Around the site, Connor’s latest TMIVGV is live and you should check that out too!

This Week in Videogame Blogging is a roundup highlighting the most important critical writing on games from the past seven days.

Norco

Norco continues to make critical waves. Here are the pieces about it that stood out to me this week.

“On a good day, Norco is a bastion of beautifully evocative storytelling that invites any player to take refuge in its world. On a bad day, it cuts deep as a sobering, but loving portrait of a modern dystopia—a community on the edge of great change. But on a personal level, it’s a game that understands who we are and what the internet has made us—how this digital constellation of fragmented subcultures has shaped the way we see the world and our place in it. There are few games in the world like Norco, and it belongs unequivocally in the highest tier of narrative experiences in the medium today.”

Mending Runes

Can’t call this an Elden Ring section, exactly, or even a soulslike section, precisely speaking, but there is a thread here in how these kinds of games make us think about ourselves and our selves, as players, as bodies, as travellers, as people.

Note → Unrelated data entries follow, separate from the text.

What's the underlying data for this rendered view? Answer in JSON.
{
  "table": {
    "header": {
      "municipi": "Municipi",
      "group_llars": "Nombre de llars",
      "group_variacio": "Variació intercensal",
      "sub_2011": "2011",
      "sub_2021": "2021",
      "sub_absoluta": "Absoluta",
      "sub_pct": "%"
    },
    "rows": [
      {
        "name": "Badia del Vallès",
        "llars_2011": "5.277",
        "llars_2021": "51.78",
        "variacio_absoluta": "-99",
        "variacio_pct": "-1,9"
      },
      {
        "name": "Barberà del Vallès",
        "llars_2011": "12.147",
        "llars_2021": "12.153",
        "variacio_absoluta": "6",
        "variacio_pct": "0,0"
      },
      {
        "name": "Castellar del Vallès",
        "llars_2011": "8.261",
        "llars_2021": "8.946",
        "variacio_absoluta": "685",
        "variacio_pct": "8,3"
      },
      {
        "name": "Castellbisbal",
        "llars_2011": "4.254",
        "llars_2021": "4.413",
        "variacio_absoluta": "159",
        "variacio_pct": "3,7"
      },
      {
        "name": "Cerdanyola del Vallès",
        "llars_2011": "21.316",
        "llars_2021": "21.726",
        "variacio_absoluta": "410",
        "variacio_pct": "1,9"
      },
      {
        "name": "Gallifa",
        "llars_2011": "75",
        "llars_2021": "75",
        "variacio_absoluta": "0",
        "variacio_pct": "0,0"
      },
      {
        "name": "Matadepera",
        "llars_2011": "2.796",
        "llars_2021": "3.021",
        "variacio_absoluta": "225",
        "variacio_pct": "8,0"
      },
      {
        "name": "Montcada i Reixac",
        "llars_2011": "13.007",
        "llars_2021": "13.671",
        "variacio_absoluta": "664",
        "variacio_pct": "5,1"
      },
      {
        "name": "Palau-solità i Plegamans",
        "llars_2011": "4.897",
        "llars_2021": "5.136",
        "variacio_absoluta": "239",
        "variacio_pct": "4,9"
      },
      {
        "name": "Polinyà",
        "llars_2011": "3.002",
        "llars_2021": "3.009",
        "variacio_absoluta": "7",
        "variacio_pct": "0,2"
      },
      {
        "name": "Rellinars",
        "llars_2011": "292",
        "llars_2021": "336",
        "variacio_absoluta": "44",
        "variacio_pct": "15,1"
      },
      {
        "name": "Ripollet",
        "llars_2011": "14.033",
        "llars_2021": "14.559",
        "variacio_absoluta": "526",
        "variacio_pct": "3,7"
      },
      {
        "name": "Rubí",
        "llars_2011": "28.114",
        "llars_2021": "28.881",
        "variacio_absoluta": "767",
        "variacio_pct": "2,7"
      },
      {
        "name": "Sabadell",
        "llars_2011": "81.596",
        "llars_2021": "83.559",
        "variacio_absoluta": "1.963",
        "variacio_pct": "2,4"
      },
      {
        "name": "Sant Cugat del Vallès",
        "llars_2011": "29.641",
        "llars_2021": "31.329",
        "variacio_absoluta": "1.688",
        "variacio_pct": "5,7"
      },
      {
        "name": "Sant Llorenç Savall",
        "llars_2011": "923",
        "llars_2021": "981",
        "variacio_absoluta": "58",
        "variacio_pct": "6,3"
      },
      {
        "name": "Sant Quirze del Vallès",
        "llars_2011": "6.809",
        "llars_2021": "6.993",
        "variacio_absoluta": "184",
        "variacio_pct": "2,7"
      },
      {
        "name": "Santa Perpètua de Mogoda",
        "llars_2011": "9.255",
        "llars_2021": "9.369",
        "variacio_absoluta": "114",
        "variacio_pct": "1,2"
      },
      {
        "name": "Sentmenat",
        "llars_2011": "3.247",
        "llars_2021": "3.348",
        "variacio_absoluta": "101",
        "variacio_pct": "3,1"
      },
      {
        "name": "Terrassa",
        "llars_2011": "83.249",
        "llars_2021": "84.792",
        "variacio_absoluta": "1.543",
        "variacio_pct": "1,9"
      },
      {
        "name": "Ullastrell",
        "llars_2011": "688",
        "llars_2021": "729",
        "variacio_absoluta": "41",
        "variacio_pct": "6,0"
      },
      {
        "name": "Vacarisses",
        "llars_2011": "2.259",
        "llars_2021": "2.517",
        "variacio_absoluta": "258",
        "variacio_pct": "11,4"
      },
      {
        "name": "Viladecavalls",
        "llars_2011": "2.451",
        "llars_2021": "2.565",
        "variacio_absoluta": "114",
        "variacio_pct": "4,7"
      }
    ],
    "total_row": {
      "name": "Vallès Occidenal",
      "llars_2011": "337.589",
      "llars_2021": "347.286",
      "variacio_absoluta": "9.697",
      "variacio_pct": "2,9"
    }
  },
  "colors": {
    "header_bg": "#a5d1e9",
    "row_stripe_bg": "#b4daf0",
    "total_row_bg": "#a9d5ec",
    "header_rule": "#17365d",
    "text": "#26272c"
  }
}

“Laws divide the body like a chart outlining cuts of beef on a cow. Bodily autonomy disrupts this process. Now, we’re getting to the heart of the problem. The body is a battlefield. Yet, bodily autonomy does not exist. We are each individually owned by a state, a kingdom marking us with tiny masks.”

Cultural Dimensions

Two studies of games both within and as cultures comprise our next section.

“Deep down, video game culture clearly wants this fight picked. If nobody’s around actually picking it, we’ll shadowbox ghosts instead, because we’ve just gotten that reliant on an inferiority complex from the medium’s protracted and painful adolescence.”

Hard Corps

Next, we’re looking at hardness, both as difficulty and intensity, as gameplay and culture.

“Looking back, it seems like what they wanted to see games achieve (and what they meant by “hardcore”), was something close to the spirit of the “indie game” movement of the mid-2000s. If games like FezBraid or Super Meat Boy had been released in 1999, the hardcore set of the time would have hailed them as the future, likely much to the confusion of their peers.”

Loving Lookbacks

I wasn’t willing to make a tag called games-from-the-past-that-did-one-thing-ridiculously-well, but that’s more or less the vibe on this one.

“The end game of Total Annihilation games was often two enormous economic engines building multiple gun emplacements that would be in any other game the single campaign-ending tool and shelling corners of the map at random with explosions a few hundred meters across just in the name of softening them up. The only thing the game asked of you to get to this point was time, and, well, not taking a more aggressive stance.”

Design Tensions

This week’s design-focused selections explore fresh new topics in player experience and sound engineering; check ’em out!

“Pessimistically, it might seem like the rock-star developers of the time threw a sound into their splashy new game because they could and didn’t find it annoying enough to remove. Then every game that followed in those footsteps re-created that sound, perhaps without even consciously considering why it was being included. That might be one way to read it.”

Narrative Tensions

Our next two featured authors this week explore narrative possibility in games–whether those possibilities are under-explored or take us to satisfying new heights.

“Game creators need to incorporate reversals and interruptions into their narrative design more. There’s a lot of potential in complicating the player’s definition of agency in gameplay. I agree with Uchikoshi’s: we need more games that aren’t just power fantasies but ones that explore the nature of power and those who are adversely affected by it.”

Critical Chaser

Treat him with respect.

“In Barbie Horse Adventures: Riding Camp, you can take your horse on trails and get rewarded for collecting stars, proving the accuracy and control you have over the horse. In Elden Ring, I’ve substituted collecting sparkly stars for collecting the heads of enemies. It’s basically the same thing.”